Est-ce utile de manifester contre Éric Zemmour ?

Manifestation contre la présence d'Éric Zemmour pour un meeting à Nantes (Sebastien SALOM-GOMIS / AFP)

Nantes, Ajaccio, Biarritz... Les meetings d'Éric Zemmour s'accompagnent souvent de manifestation d'opposants. Dernière en date à Nantes, où des heurts ont opposé des manifestants aux forces de l'ordre.

Nantes, Ajaccio, Biarritz... Les meetings d'Éric Zemmour s'accompagnent souvent de manifestation d'opposants. Dernière en date et la plus marquante, à Nantes samedi 30 octobre, où des heurts ont opposé des manifestants aux forces de l'ordre, chargées d'empêcher les manifestants d'approcher la salle où se tenait le meeting.

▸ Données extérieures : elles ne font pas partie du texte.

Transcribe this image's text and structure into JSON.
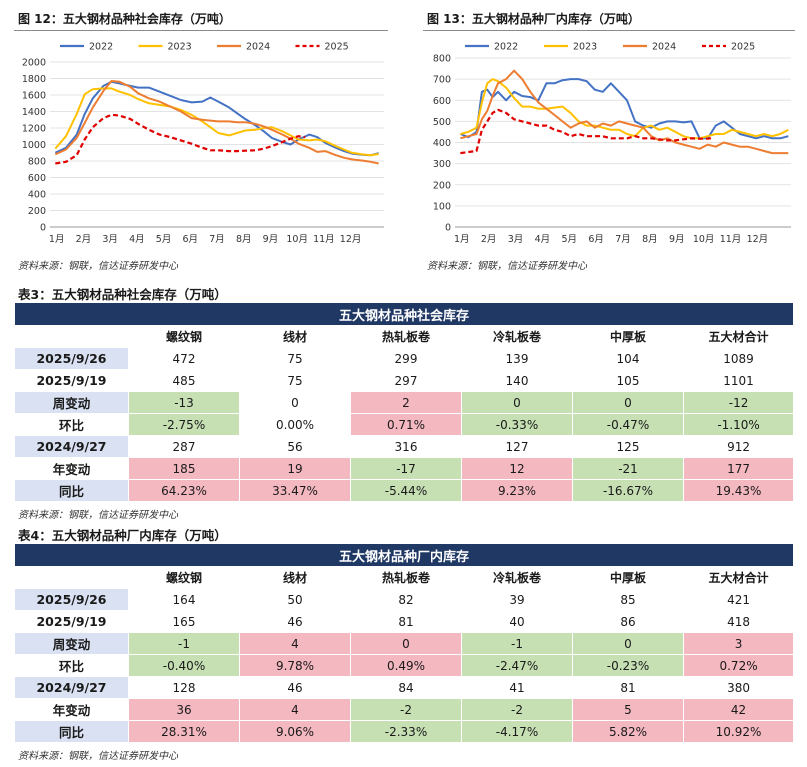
{
  "figures": [
    {
      "title": "图 12：五大钢材品种社会库存（万吨）",
      "source": "资料来源：钢联，信达证券研发中心"
    },
    {
      "title": "图 13：五大钢材品种厂内库存（万吨）",
      "source": "资料来源：钢联，信达证券研发中心"
    }
  ],
  "chart_data": [
    {
      "type": "line",
      "title": "图 12：五大钢材品种社会库存（万吨）",
      "ylim": [
        0,
        2000
      ],
      "yticks": [
        0,
        200,
        400,
        600,
        800,
        1000,
        1200,
        1400,
        1600,
        1800,
        2000
      ],
      "xticks": [
        "1月",
        "2月",
        "3月",
        "4月",
        "5月",
        "6月",
        "7月",
        "8月",
        "9月",
        "10月",
        "11月",
        "12月"
      ],
      "xlim": [
        0,
        12.5
      ],
      "series": [
        {
          "name": "2022",
          "color": "#4472c4",
          "dashed": false,
          "x": [
            0.2,
            0.6,
            1.0,
            1.3,
            1.6,
            2.0,
            2.3,
            2.6,
            3.0,
            3.3,
            3.7,
            4.1,
            4.5,
            4.9,
            5.3,
            5.7,
            6.0,
            6.3,
            6.7,
            7.0,
            7.3,
            7.7,
            8.0,
            8.3,
            8.7,
            9.0,
            9.3,
            9.7,
            10.0,
            10.3,
            10.7,
            11.0,
            11.3,
            11.7,
            12.0,
            12.3
          ],
          "values": [
            900,
            960,
            1120,
            1370,
            1560,
            1710,
            1760,
            1740,
            1710,
            1690,
            1690,
            1640,
            1590,
            1540,
            1510,
            1520,
            1570,
            1520,
            1450,
            1380,
            1310,
            1230,
            1160,
            1080,
            1030,
            1000,
            1060,
            1120,
            1090,
            1020,
            960,
            920,
            890,
            875,
            870,
            895
          ]
        },
        {
          "name": "2023",
          "color": "#ffc000",
          "dashed": false,
          "x": [
            0.2,
            0.6,
            1.0,
            1.3,
            1.6,
            2.0,
            2.3,
            2.6,
            3.0,
            3.3,
            3.7,
            4.1,
            4.5,
            4.9,
            5.3,
            5.7,
            6.0,
            6.3,
            6.7,
            7.0,
            7.3,
            7.7,
            8.0,
            8.3,
            8.7,
            9.0,
            9.3,
            9.7,
            10.0,
            10.3,
            10.7,
            11.0,
            11.3,
            11.7,
            12.0,
            12.3
          ],
          "values": [
            950,
            1100,
            1370,
            1610,
            1670,
            1680,
            1680,
            1640,
            1600,
            1550,
            1500,
            1480,
            1460,
            1420,
            1360,
            1280,
            1210,
            1140,
            1110,
            1140,
            1170,
            1180,
            1200,
            1210,
            1160,
            1110,
            1060,
            1050,
            1060,
            1040,
            980,
            940,
            900,
            880,
            870,
            885
          ]
        },
        {
          "name": "2024",
          "color": "#ed7d31",
          "dashed": false,
          "x": [
            0.2,
            0.6,
            1.0,
            1.3,
            1.6,
            2.0,
            2.3,
            2.6,
            3.0,
            3.3,
            3.7,
            4.1,
            4.5,
            4.9,
            5.3,
            5.7,
            6.0,
            6.3,
            6.7,
            7.0,
            7.3,
            7.7,
            8.0,
            8.3,
            8.7,
            9.0,
            9.3,
            9.7,
            10.0,
            10.3,
            10.7,
            11.0,
            11.3,
            11.7,
            12.0,
            12.3
          ],
          "values": [
            880,
            940,
            1080,
            1260,
            1450,
            1650,
            1770,
            1760,
            1700,
            1620,
            1560,
            1520,
            1460,
            1400,
            1320,
            1300,
            1290,
            1280,
            1280,
            1270,
            1270,
            1250,
            1220,
            1180,
            1120,
            1070,
            1010,
            960,
            910,
            920,
            870,
            840,
            820,
            805,
            790,
            770
          ]
        },
        {
          "name": "2025",
          "color": "#e00000",
          "dashed": true,
          "x": [
            0.2,
            0.6,
            1.0,
            1.3,
            1.6,
            2.0,
            2.3,
            2.6,
            3.0,
            3.3,
            3.7,
            4.1,
            4.5,
            4.9,
            5.3,
            5.7,
            6.0,
            6.3,
            6.7,
            7.0,
            7.3,
            7.7,
            8.0,
            8.3,
            8.7,
            9.0,
            9.3,
            9.55
          ],
          "values": [
            770,
            790,
            870,
            1060,
            1210,
            1320,
            1360,
            1350,
            1310,
            1250,
            1180,
            1120,
            1090,
            1050,
            1010,
            960,
            930,
            930,
            920,
            920,
            925,
            930,
            950,
            980,
            1030,
            1070,
            1101,
            1089
          ]
        }
      ]
    },
    {
      "type": "line",
      "title": "图 13：五大钢材品种厂内库存（万吨）",
      "ylim": [
        0,
        800
      ],
      "yticks": [
        0,
        100,
        200,
        300,
        400,
        500,
        600,
        700,
        800
      ],
      "xticks": [
        "1月",
        "2月",
        "3月",
        "4月",
        "5月",
        "6月",
        "7月",
        "8月",
        "9月",
        "10月",
        "11月",
        "12月"
      ],
      "xlim": [
        0,
        12.5
      ],
      "series": [
        {
          "name": "2022",
          "color": "#4472c4",
          "dashed": false,
          "x": [
            0.2,
            0.5,
            0.8,
            1.0,
            1.2,
            1.4,
            1.6,
            1.9,
            2.2,
            2.5,
            2.8,
            3.1,
            3.4,
            3.7,
            4.0,
            4.3,
            4.6,
            4.9,
            5.2,
            5.5,
            5.8,
            6.1,
            6.4,
            6.7,
            7.0,
            7.3,
            7.6,
            7.9,
            8.2,
            8.5,
            8.8,
            9.1,
            9.4,
            9.7,
            10.0,
            10.3,
            10.6,
            10.9,
            11.2,
            11.5,
            11.8,
            12.1,
            12.4
          ],
          "values": [
            440,
            425,
            450,
            640,
            650,
            615,
            640,
            600,
            640,
            620,
            615,
            600,
            680,
            680,
            695,
            700,
            700,
            690,
            650,
            640,
            680,
            640,
            600,
            500,
            480,
            470,
            490,
            500,
            500,
            495,
            500,
            420,
            420,
            480,
            500,
            470,
            440,
            430,
            420,
            430,
            420,
            420,
            430
          ]
        },
        {
          "name": "2023",
          "color": "#ffc000",
          "dashed": false,
          "x": [
            0.2,
            0.5,
            0.8,
            1.0,
            1.2,
            1.4,
            1.6,
            1.9,
            2.2,
            2.5,
            2.8,
            3.1,
            3.4,
            3.7,
            4.0,
            4.3,
            4.6,
            4.9,
            5.2,
            5.5,
            5.8,
            6.1,
            6.4,
            6.7,
            7.0,
            7.3,
            7.6,
            7.9,
            8.2,
            8.5,
            8.8,
            9.1,
            9.4,
            9.7,
            10.0,
            10.3,
            10.6,
            10.9,
            11.2,
            11.5,
            11.8,
            12.1,
            12.4
          ],
          "values": [
            440,
            450,
            470,
            590,
            680,
            700,
            690,
            660,
            610,
            570,
            570,
            560,
            560,
            565,
            570,
            540,
            500,
            480,
            480,
            470,
            460,
            460,
            440,
            430,
            470,
            480,
            460,
            470,
            450,
            430,
            420,
            420,
            430,
            440,
            440,
            460,
            450,
            440,
            430,
            440,
            430,
            440,
            460
          ]
        },
        {
          "name": "2024",
          "color": "#ed7d31",
          "dashed": false,
          "x": [
            0.2,
            0.5,
            0.8,
            1.0,
            1.2,
            1.4,
            1.6,
            1.9,
            2.2,
            2.5,
            2.8,
            3.1,
            3.4,
            3.7,
            4.0,
            4.3,
            4.6,
            4.9,
            5.2,
            5.5,
            5.8,
            6.1,
            6.4,
            6.7,
            7.0,
            7.3,
            7.6,
            7.9,
            8.2,
            8.5,
            8.8,
            9.1,
            9.4,
            9.7,
            10.0,
            10.3,
            10.6,
            10.9,
            11.2,
            11.5,
            11.8,
            12.1,
            12.4
          ],
          "values": [
            420,
            430,
            440,
            510,
            550,
            620,
            680,
            700,
            740,
            700,
            640,
            590,
            560,
            530,
            500,
            470,
            490,
            500,
            470,
            490,
            480,
            500,
            490,
            480,
            470,
            430,
            410,
            420,
            400,
            390,
            380,
            370,
            390,
            380,
            400,
            390,
            380,
            380,
            370,
            360,
            350,
            350,
            350
          ]
        },
        {
          "name": "2025",
          "color": "#e00000",
          "dashed": true,
          "x": [
            0.2,
            0.5,
            0.8,
            1.0,
            1.2,
            1.4,
            1.6,
            1.9,
            2.2,
            2.5,
            2.8,
            3.1,
            3.4,
            3.7,
            4.0,
            4.3,
            4.6,
            4.9,
            5.2,
            5.5,
            5.8,
            6.1,
            6.4,
            6.7,
            7.0,
            7.3,
            7.6,
            7.9,
            8.2,
            8.5,
            8.8,
            9.1,
            9.4,
            9.55
          ],
          "values": [
            350,
            355,
            360,
            460,
            500,
            540,
            555,
            540,
            510,
            500,
            490,
            480,
            480,
            460,
            450,
            430,
            440,
            430,
            430,
            430,
            420,
            420,
            420,
            430,
            420,
            420,
            415,
            410,
            410,
            415,
            420,
            418,
            418,
            421
          ]
        }
      ]
    }
  ],
  "tables": [
    {
      "title": "表3：五大钢材品种社会库存（万吨）",
      "caption": "五大钢材品种社会库存",
      "columns": [
        "",
        "螺纹钢",
        "线材",
        "热轧板卷",
        "冷轧板卷",
        "中厚板",
        "五大材合计"
      ],
      "rows": [
        {
          "label": "2025/9/26",
          "cells": [
            "472",
            "75",
            "299",
            "139",
            "104",
            "1089"
          ]
        },
        {
          "label": "2025/9/19",
          "cells": [
            "485",
            "75",
            "297",
            "140",
            "105",
            "1101"
          ]
        },
        {
          "label": "周变动",
          "cells": [
            "-13",
            "0",
            "2",
            "0",
            "0",
            "-12"
          ]
        },
        {
          "label": "环比",
          "cells": [
            "-2.75%",
            "0.00%",
            "0.71%",
            "-0.33%",
            "-0.47%",
            "-1.10%"
          ]
        },
        {
          "label": "2024/9/27",
          "cells": [
            "287",
            "56",
            "316",
            "127",
            "125",
            "912"
          ]
        },
        {
          "label": "年变动",
          "cells": [
            "185",
            "19",
            "-17",
            "12",
            "-21",
            "177"
          ]
        },
        {
          "label": "同比",
          "cells": [
            "64.23%",
            "33.47%",
            "-5.44%",
            "9.23%",
            "-16.67%",
            "19.43%"
          ]
        }
      ],
      "source": "资料来源：钢联，信达证券研发中心"
    },
    {
      "title": "表4：五大钢材品种厂内库存（万吨）",
      "caption": "五大钢材品种厂内库存",
      "columns": [
        "",
        "螺纹钢",
        "线材",
        "热轧板卷",
        "冷轧板卷",
        "中厚板",
        "五大材合计"
      ],
      "rows": [
        {
          "label": "2025/9/26",
          "cells": [
            "164",
            "50",
            "82",
            "39",
            "85",
            "421"
          ]
        },
        {
          "label": "2025/9/19",
          "cells": [
            "165",
            "46",
            "81",
            "40",
            "86",
            "418"
          ]
        },
        {
          "label": "周变动",
          "cells": [
            "-1",
            "4",
            "0",
            "-1",
            "0",
            "3"
          ]
        },
        {
          "label": "环比",
          "cells": [
            "-0.40%",
            "9.78%",
            "0.49%",
            "-2.47%",
            "-0.23%",
            "0.72%"
          ]
        },
        {
          "label": "2024/9/27",
          "cells": [
            "128",
            "46",
            "84",
            "41",
            "81",
            "380"
          ]
        },
        {
          "label": "年变动",
          "cells": [
            "36",
            "4",
            "-2",
            "-2",
            "5",
            "42"
          ]
        },
        {
          "label": "同比",
          "cells": [
            "28.31%",
            "9.06%",
            "-2.33%",
            "-4.17%",
            "5.82%",
            "10.92%"
          ]
        }
      ],
      "source": "资料来源：钢联，信达证券研发中心"
    }
  ],
  "colors": {
    "header_bg": "#1f3864",
    "label_bg": "#d9e1f2",
    "positive_bg": "#f4b8c1",
    "negative_bg": "#c6e0b4"
  }
}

Ces manifestations "donnent de l'audience" à Zemmour

"Ces manifestations font indirectement le jeu de Zemmour. Cela évènementialise le moindre de ses déplacements, crée une dynamique de campagne et donne l'audience qu'il n'y aurait pas eu sans ces manifestations. Car les meetings réunissent peu de monde comparé à l'audience des chaines infos qui vont parler des manifestations, et qui n'auraient pas autant parlé d'un simple meeting", analyse Philippe Moreau-Chevrolet, expert en communication.

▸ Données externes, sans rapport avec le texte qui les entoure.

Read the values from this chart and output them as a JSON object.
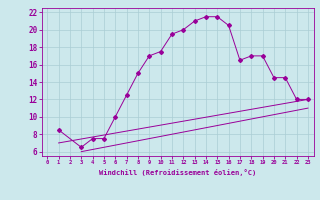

Des évènements suivis en direct sur les chaînes d'informations comme BFMTV, mais aussi relayés par les journaux télévisés de 20h de TF1 et France 2 le soir même, qui ont évoqué les heurts en marge du meeting. De quoi toucher plusieurs millions de téléspectateurs, quand le meeting de Nantes n'a réuni que 1500 personnes selon les organisateurs.

Zemmour dans les pas de Trump

Avant Nantes, à Ajaccio, des échauffourées avaient éclaté entre les partisans de l'ex-chroniqueur et des militants de Core in Fronte quelques minutes avant une réunion publique. Quelques jours plus tard à Biarritz, la maire LR Maider Arosteguy refuse de le recevoir dans le centre-ville en raison de "risque de troubles à l'ordre public" et le contraint à se déplacer en périphérie de la ville.

"Ces manifestations permettent à Zemmour de faire comme Trump, qui a fait face à des manifestations antifa durant sa campagne, et faisait mine d'interroger 'où sont les vrais fascistes ?'", rappelle le politologue Jean-Yves Camus, spécialiste de l’extrême droite.

"Le débat sur la façon de s'opposer à un candidat d'extrême droite remonte à des années, avec Jean-Marie Le Pen, puis Marine Le Pen. Les associations, les syndicats manifestent parfois, certains candidats refusent de débattre comme Anne Hidalgo", resitue Jean-Yves Camus.

Le risque ? "Que des électeurs pensent qu'il est une victime"

Pour l'instant, aucun candidat ni aucun parti n'ont appelé à manifester ou soutenu une manifestation anti-Zemmour. Seuls des associations et syndicats comme Solidaires ou Attac ont pour l'instant organisé localement ces manifestations, au gré des déplacements du candidat encore non-déclaré. "Le risque c'est qu'une partie des électeurs pense que l'intolérance est du côté des manifestants anti-Zemmour, et estime qu'il est une victime", estime le politologue. Une opposition dont se sert Éric Zemmour pour revêtir ses habits de victime.

Les manifestations anti-Zemmour, contreproductives ?

"Certains politiques et syndicats organisent la diabolisation de Zemmour comme face au FN dans les années 80. Cela a fonctionné en marginalisant Jean-Marie Le Pen puis Marine Le Pen. Mais les recettes qui marchaient dans les années 80 pourraient ne pas fonctionner dans la France d'aujourd'hui", estime Philippe Moreau-Chevrolet.

Pour l'expert en communication, "les Français ont été marqué par les gilets jaunes et peuvent avoir peur de la gauche et de l'extrême gauche. Avec leur mobilisation contre Zemmour, le risque c'est que certains électeurs se disent "Zemmour les dérange c'est peut être qu'il est la bonne solution" ou bien "je suis de droite, et Zemmour dérange la gauche. N'est-il pas le meilleur candidat ?", s'interroge le spécialiste en communication. Prochaines étapes pour Éric Zemmour : Lyon, Dijon et Bordeaux.